7. With long lines (red in the picture), you shouldn’t need to do anything as the tide drops. But if you’re using breast lines, you will need to adjust them every minute to avoid the boat hanging from her cleats.

8. Once she’s taken the ground, you can relax, head ashore or get the scrubbing brush out, ready for the water to recede enough to get to work.
Protruding quays
Difficulties can arise when a quay wall has a protruding base. This is unlikely to present a problem to a mono-keeper, but could deliver a nasty shock to a bilge- or twin-keeled if one of the keels catches on it. This applies to catamaran rudders too, and modern centre-boarders with twin rudders.

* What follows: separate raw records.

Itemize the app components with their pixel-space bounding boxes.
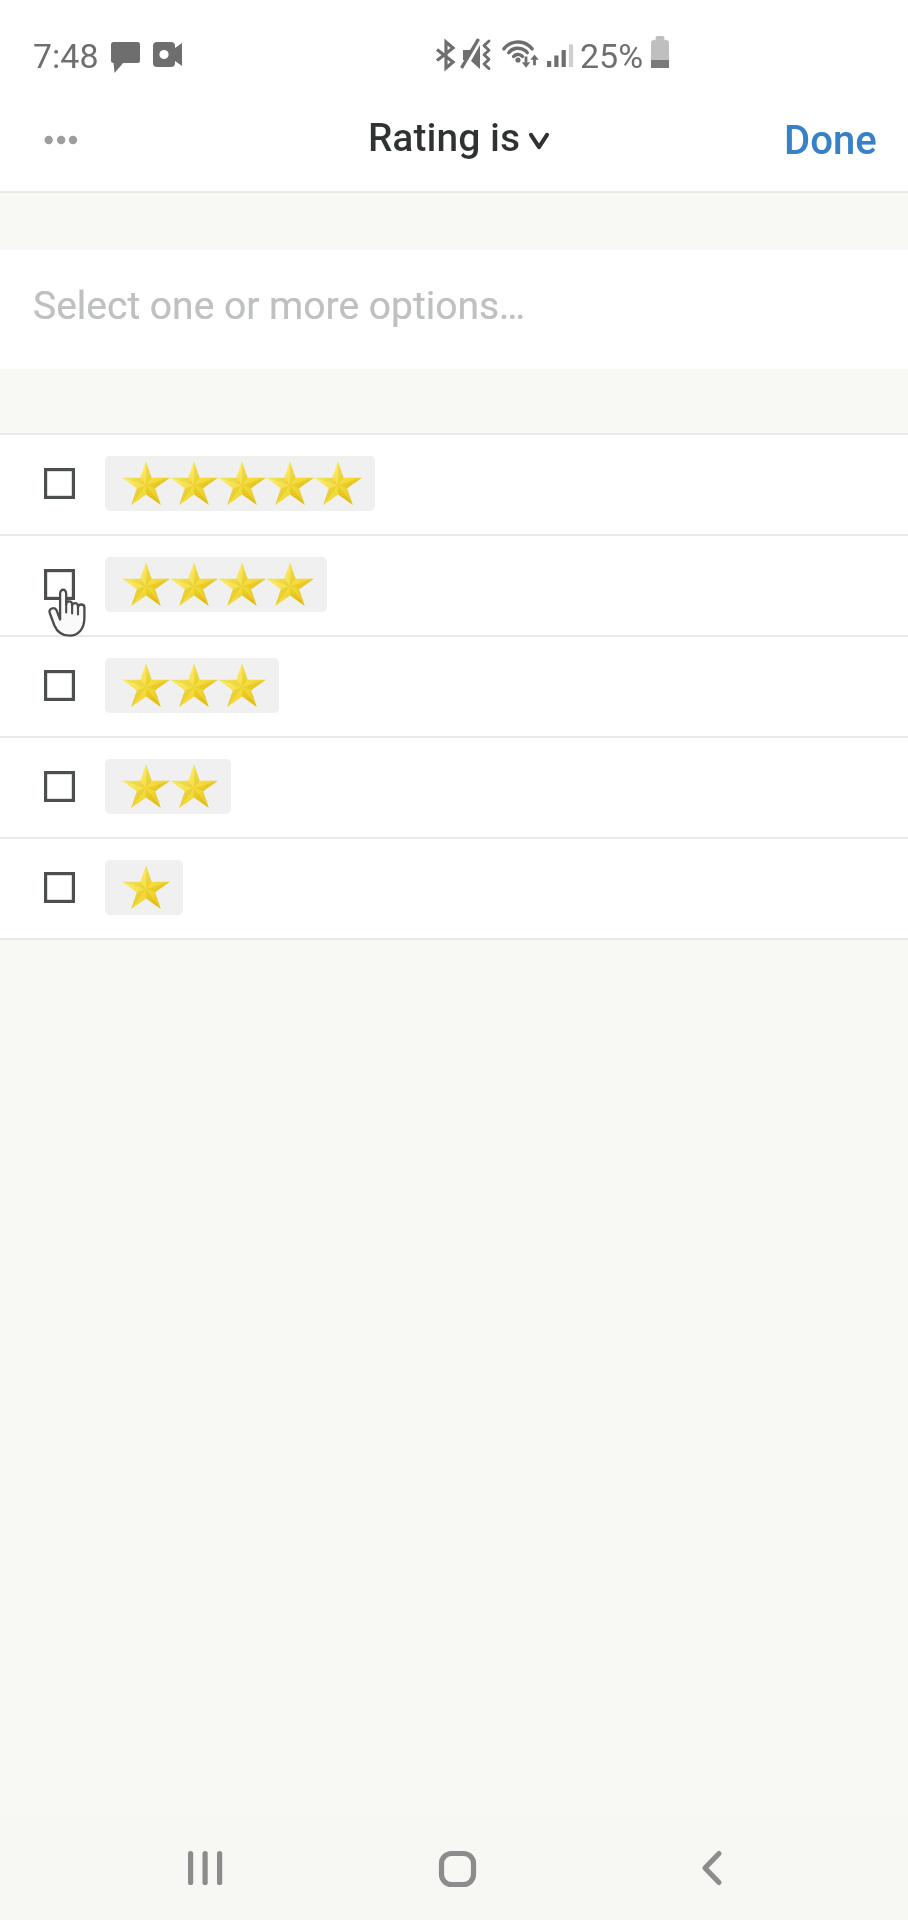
button[interactable]: Done	[766, 107, 895, 174]
button[interactable]: 5 stars	[0, 435, 908, 534]
staticText: Rating is	[368, 115, 521, 161]
staticText: 7:48	[33, 36, 99, 76]
button[interactable]: Home	[394, 1816, 514, 1920]
staticText: Done	[784, 117, 877, 164]
button[interactable]: 3 stars	[0, 637, 908, 736]
staticText: 25%	[580, 36, 644, 76]
button[interactable]: 1 star	[0, 839, 908, 938]
staticText: Select one or more options…	[33, 283, 526, 329]
button[interactable]: More options	[18, 114, 78, 174]
button[interactable]: Rating is	[364, 109, 553, 167]
button[interactable]: Recent apps	[144, 1816, 264, 1920]
button[interactable]: 2 stars	[0, 738, 908, 837]
button[interactable]: Back	[652, 1816, 772, 1920]
button[interactable]: 4 stars	[0, 536, 908, 635]
button[interactable]: Select one or more options…	[0, 250, 908, 369]
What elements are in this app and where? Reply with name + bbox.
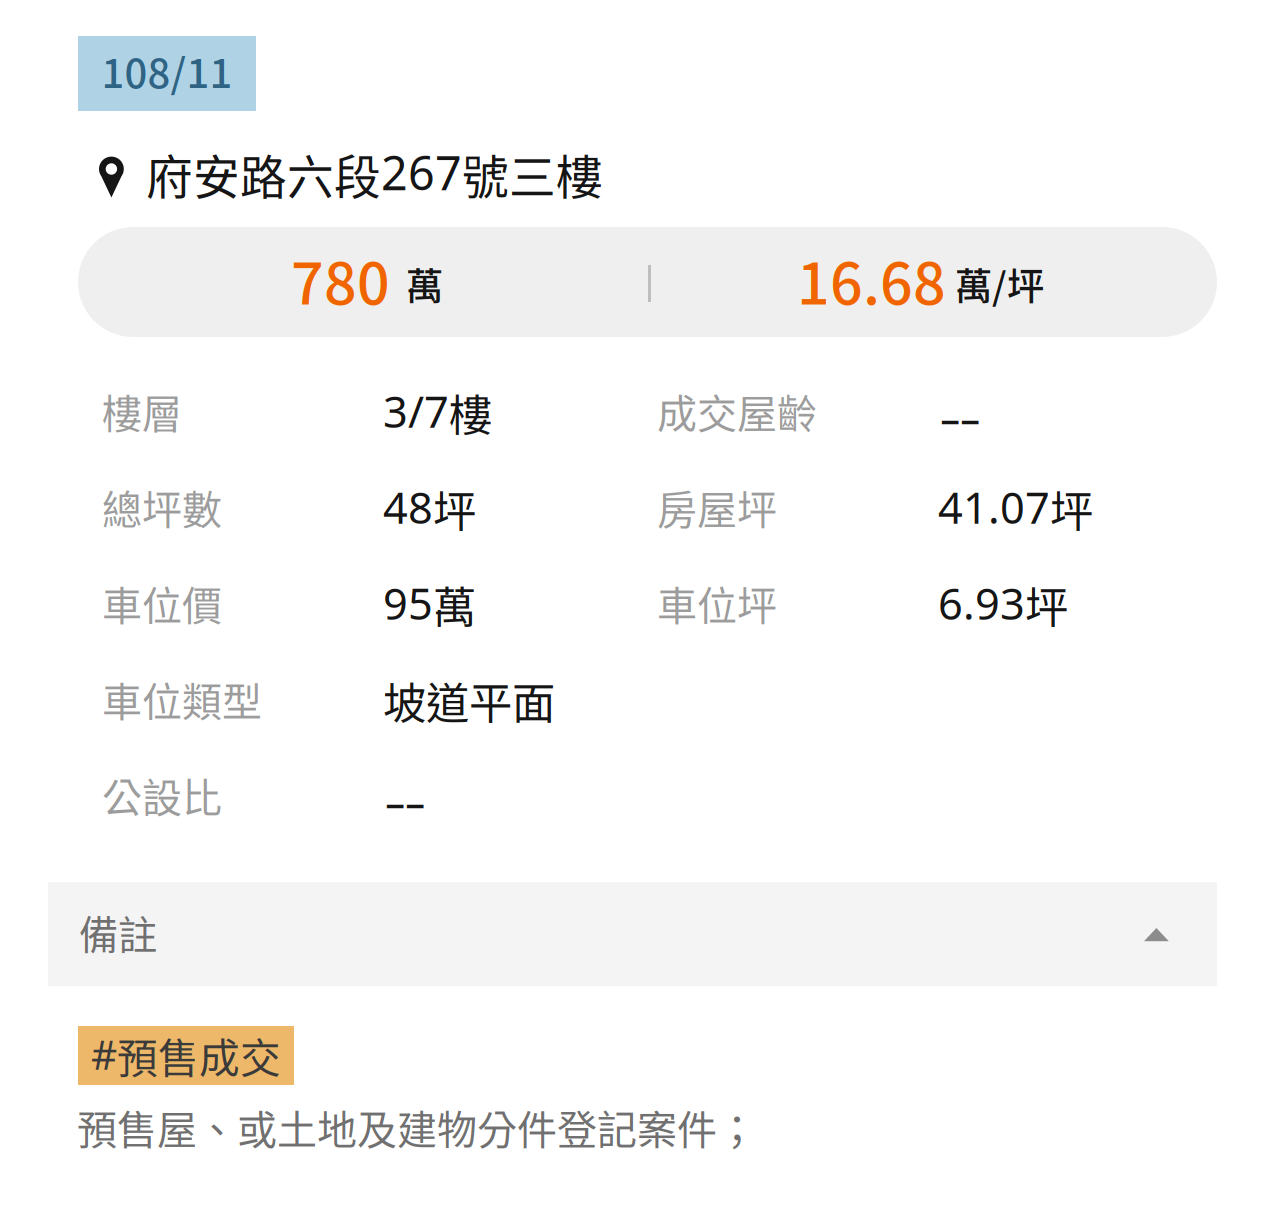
staticText: 萬 [406, 257, 443, 311]
staticText: 108/11 [102, 42, 232, 99]
staticText: –– [940, 390, 980, 444]
staticText: 車位類型 [102, 670, 262, 728]
staticText: 總坪數 [102, 478, 222, 536]
staticText: 成交屋齡 [657, 382, 817, 440]
staticText: 6.93坪 [938, 573, 1068, 636]
staticText: 備註 [79, 904, 157, 961]
staticText: 公設比 [102, 766, 222, 824]
staticText: 車位價 [102, 574, 222, 632]
staticText: 48坪 [383, 477, 476, 540]
staticText: 95萬 [383, 573, 476, 636]
staticText: 780 [291, 238, 390, 321]
staticText: 預售屋、或土地及建物分件登記案件； [77, 1098, 757, 1156]
staticText: #預售成交 [91, 1026, 281, 1085]
staticText: 萬/坪 [955, 257, 1044, 311]
staticText: 坡道平面 [383, 669, 555, 732]
staticText: 房屋坪 [657, 478, 777, 536]
staticText: 41.07坪 [938, 477, 1093, 540]
button[interactable]: 備註 [48, 882, 1217, 986]
staticText: –– [385, 774, 425, 828]
staticText: 3/7樓 [383, 381, 492, 444]
staticText: 車位坪 [657, 574, 777, 632]
staticText: 府安路六段267號三樓 [146, 140, 603, 208]
button[interactable]: #預售成交 [78, 1026, 294, 1085]
button[interactable]: 府安路六段267號三樓 [99, 150, 619, 204]
staticText: 樓層 [102, 382, 182, 440]
staticText: 16.68 [797, 238, 946, 321]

A protrusion at the base of a wall can spell trouble for a groundtaker. A fenderboard saves the day. Credit: Richard Hare
Assuming the protrusion is not too big, it can be dealt with by a combination of a fender-board and extra fenders. A fender-board rigged outside a midships cluster of fenders means that we can then deploy more outside it, thereby doubling the distance of the hull from the quay.
The plumper the fenders, the more the distance. And if this doesn’t hold us away far enough then the deployment of a spinnaker pole, used as a second fender-board, can work wonders.
Drying out against piles
They might be becoming less common around our coast, but drying out on a scrubbing grid is a cheap way of cleaning the boat’s bottom or carrying out repairs, writes Ben Meakins.
Using them is not that different to drying out alongside a wall – but as all grids differ, it is worth bearing in mind some of the general principles. Ideally, you want to come alongside two piles to spread the load, but one will do.

Scrubbing or hosing off against piles is cheaper than a lift-out
Try to line the mast up with a pile – it’s a good position, usually directly over the keel and therefore the boat’s pivot point, to lash the pile to. Springs are important – pay particular attention to the angle of the adjacent slipway if there is one, and make sure the relevant spring is up to the job.
It is important to get the angle of heel right – and it can help to take a halyard ashore or put some weight on the sidedeck. Once she is settled, you can relax and get ready to scrub.